Test your inductive reasoning skills with this puzzle posted on Reddit!
Problems with Inductive Reasoning
You might have been able to spot some of the holes that we can poke in inductive reasoning.
Small control groups
Poor control groups are just one way that we can come to flawed conclusions through inductive reasoning. The feminist example that I just used happens all the time.
Online surveys conducted by organizations who are not professionals may take a survey from a few hundred people, share the conclusion, and spark outrage from people who may not agree or be offended by the result. But the outrage is all based on lies and false conclusions.
Arguably the biggest problem with inductive reasoning is that the conclusion is not a guaranteed truth. Sure, you might like spinach in your smoothies and it is very similar to kale. But you might not like the taste of kale. Or the texture of kale. Or the smoothie you try and make with kale just doesn’t blend as well as the smoothie you made with spinach.
Does that completely dismantle the entire idea of inductive reasoning? Not at all. But it’s something to be aware of.
Outside factors will almost always impact your conclusions. There are a lot of premises that are not necessarily true that you could use to argue that kale is or is not good in a smoothie based on what you know about the similarities between spinach and kale.
And, just because the first smoothie you make with kale doesn’t taste as good as the smoothie you made with spinach, doesn’t mean that the next smoothie you make with kale will taste bad. But you might find yourself avoiding kale for a little while based on your past experiences with using it in a smoothie. That’s still using inductive reasoning.
Inductive reasoning is easy to do, convenient for finding answers, and works most of the time. But it should not be the sole process used to make conclusions about a group of people, a very important outcome, and other things that may make a huge impact.
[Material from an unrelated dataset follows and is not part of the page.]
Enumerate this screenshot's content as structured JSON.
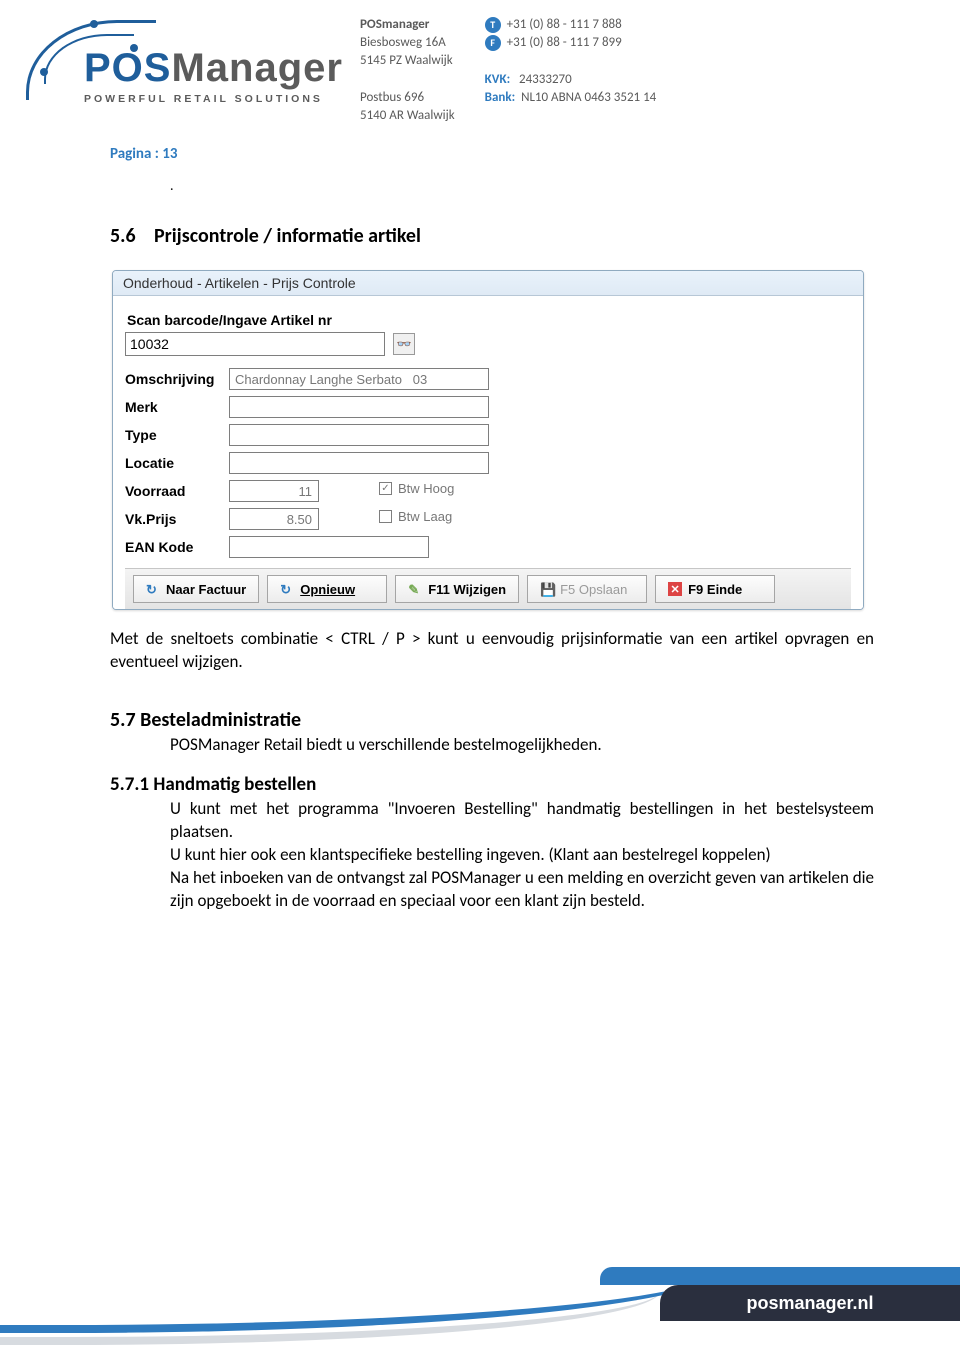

Inductive vs Deductive Reasoning
Inductive reasoning is often taught side by side with deductive reasoning. We actually learn inductive reasoning much earlier than we learn deductive reasoning. Jean Piaget, famed psychologist in the world of child development, theorized that children developed inductive reasoning around the age of 7.
It makes sense. A child touches a hot stove and they burn their hand. The next time they are near the hot stove, they are likely to remember what happened the last time they touched the stove. They’ll avoid the hot stove and avoid the burn.
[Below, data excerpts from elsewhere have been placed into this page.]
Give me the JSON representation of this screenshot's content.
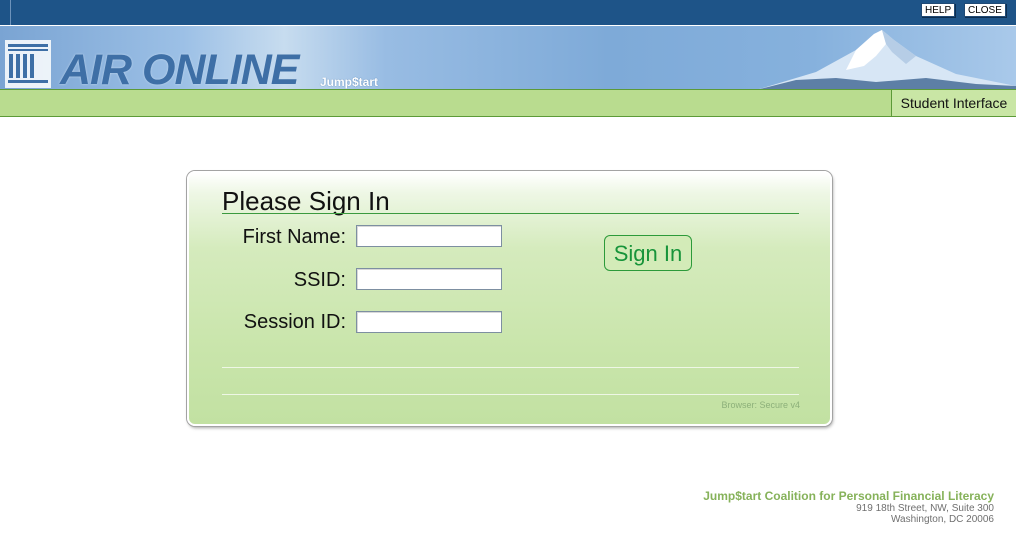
{
  "header": {
    "help_label": "HELP",
    "close_label": "CLOSE",
    "brand_name": "AIR ONLINE",
    "brand_subtitle": "Jump$tart",
    "interface_label": "Student Interface"
  },
  "signin": {
    "title": "Please Sign In",
    "fields": [
      {
        "label": "First Name:",
        "value": ""
      },
      {
        "label": "SSID:",
        "value": ""
      },
      {
        "label": "Session ID:",
        "value": ""
      }
    ],
    "button_label": "Sign In",
    "browser_note": "Browser: Secure v4"
  },
  "footer": {
    "org_name": "Jump$tart Coalition for Personal Financial Literacy",
    "address_line1": "919 18th Street, NW, Suite 300",
    "address_line2": "Washington, DC 20006"
  },
  "colors": {
    "topbar": "#1e5488",
    "banner_blue": "#7eaad8",
    "green_strip": "#b9dc8f",
    "panel_green": "#c9e5ab",
    "signin_text": "#17943a",
    "footer_org": "#86b25a"
  },
  "icons": {
    "logo": "building-columns-icon",
    "banner_image": "mountain-icon"
  }
}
Deductive reasoning comes to children at ages 11 or 12. It’s a form of “top-down” logic to inductive’s “bottom-up” logic.
You need to understand basic, broad facts about the world in order to draw conclusions from them. With deductive reasoning, you don’t have memories of experiences to guide your reasoning. You have to know things like “all dogs are mammals” or “all humans are mortal” to narrow your reasoning down to conclusions that you might not be able to grasp.
Another big difference between induction and deduction is that deductive reasoning comes with much stricter rules. Every premise has to be true. If there are exceptions to the premise, then you can’t come to a true conclusion. Your conclusion may be valid, but it won’t be true. (And yes, there is a difference in the world of philosophy.)
Test Your Knowledge on Inductive Reasoning
Alright, it’s test time! I’m going to give you three questions to test your knowledge on induction. No cheating!
Induction uses ______ as evidence to come to conclusions?
Can you get the truth from induction?
Answer: Not in the philosophical sense. Since each premise does not have to be true, induction will only tell you what is likely to be true.
Which form of reasoning do children develop first?
C: They develop them at the same time!
The answer is B. Children develop the ability to learn through inductive reasoning at age 6 or 7. They typically understand. deduction later in their development.